The great 90’s feminist writer, the late Cynthia Heimel, once made a lovely point about moving to Hollywood from New York.
And her point was, that in Hollywood, no one has real conversations.
That’s because Hollywood is a very small town. Everyone knows each other, and the sands are always shifting. That person sitting across the table from you- next year she might offer you a job on the next Spiderman movie, but the year after you could just as easily be offering her a job on that “You’ve Got Mail” remake.
So you can’t afford to offend each other. And it being a small town, you certainly can’t get a reputation for being a pain in the behind, or controversial, or yes, “politically incorrect”, because once you get a negative reputation, you are blacklisted, kicked out of the club, told to go home.
And quickly.
So instead of vigorously arguing ideas, people just try to figure out what the consensus is, and agree with it:
Jack was amazing! Meryl was amazing! Tom was amazing! Yak, yak, yak…

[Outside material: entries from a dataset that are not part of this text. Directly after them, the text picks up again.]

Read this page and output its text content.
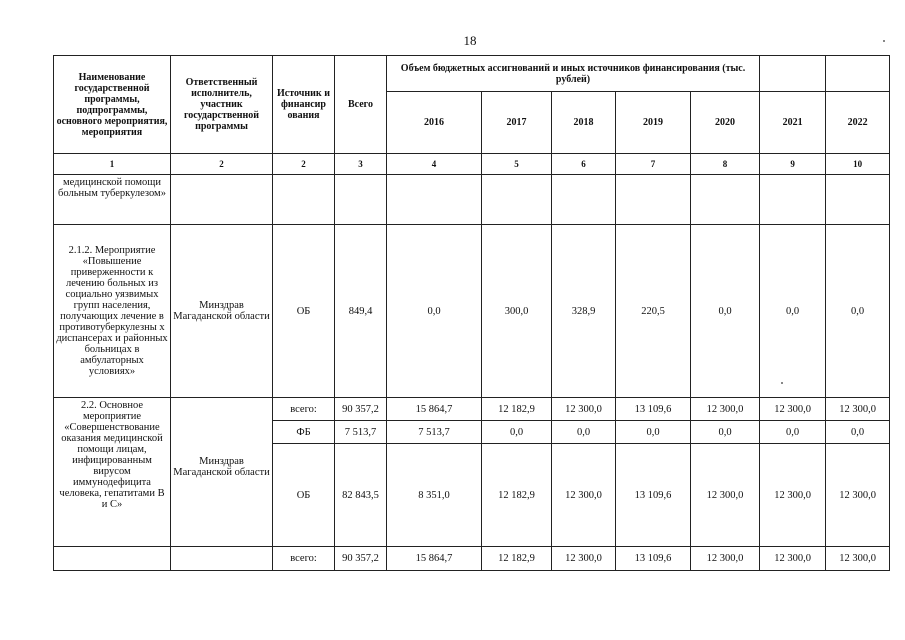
18
Наименование государственной программы, подпрограммы, основного мероприятия, мероприятия	Ответственный исполнитель, участник государственной программы	Источник и финансир ования	Всего	Объем бюджетных ассигнований и иных источников финансирования (тыс. рублей)						
				2016	2017	2018	2019	2020	2021	2022
1	2	2	3	4	5	6	7	8	9	10
медицинской помощи больным туберкулезом»										
2.1.2. Мероприятие «Повышение приверженности к лечению больных из социально уязвимых групп населения, получающих лечение в противотуберкулезны х диспансерах и районных больницах в амбулаторных условиях»	Минздрав Магаданской области	ОБ	849,4	0,0	300,0	328,9	220,5	0,0	0,0	0,0
2.2. Основное мероприятие «Совершенствование оказания медицинской помощи лицам, инфицированным вирусом иммунодефицита человека, гепатитами В и С»	Минздрав Магаданской области	всего:	90 357,2	15 864,7	12 182,9	12 300,0	13 109,6	12 300,0	12 300,0	12 300,0
		ФБ	7 513,7	7 513,7	0,0	0,0	0,0	0,0	0,0	0,0
		ОБ	82 843,5	8 351,0	12 182,9	12 300,0	13 109,6	12 300,0	12 300,0	12 300,0
		всего:	90 357,2	15 864,7	12 182,9	12 300,0	13 109,6	12 300,0	12 300,0	12 300,0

Hard to have an interesting conversation if all you’re doing is spewing out the same pleasantries as everyone else.
Is it a bubble? Is it an echo chamber? Of course. But once you’ve been invited to sit at the high table, where else can you go, besides down? So you grin and bear it.
So maybe this is a good way of figuring out that you’ve finally “made it”- suddenly everything is terribly dull and tedious.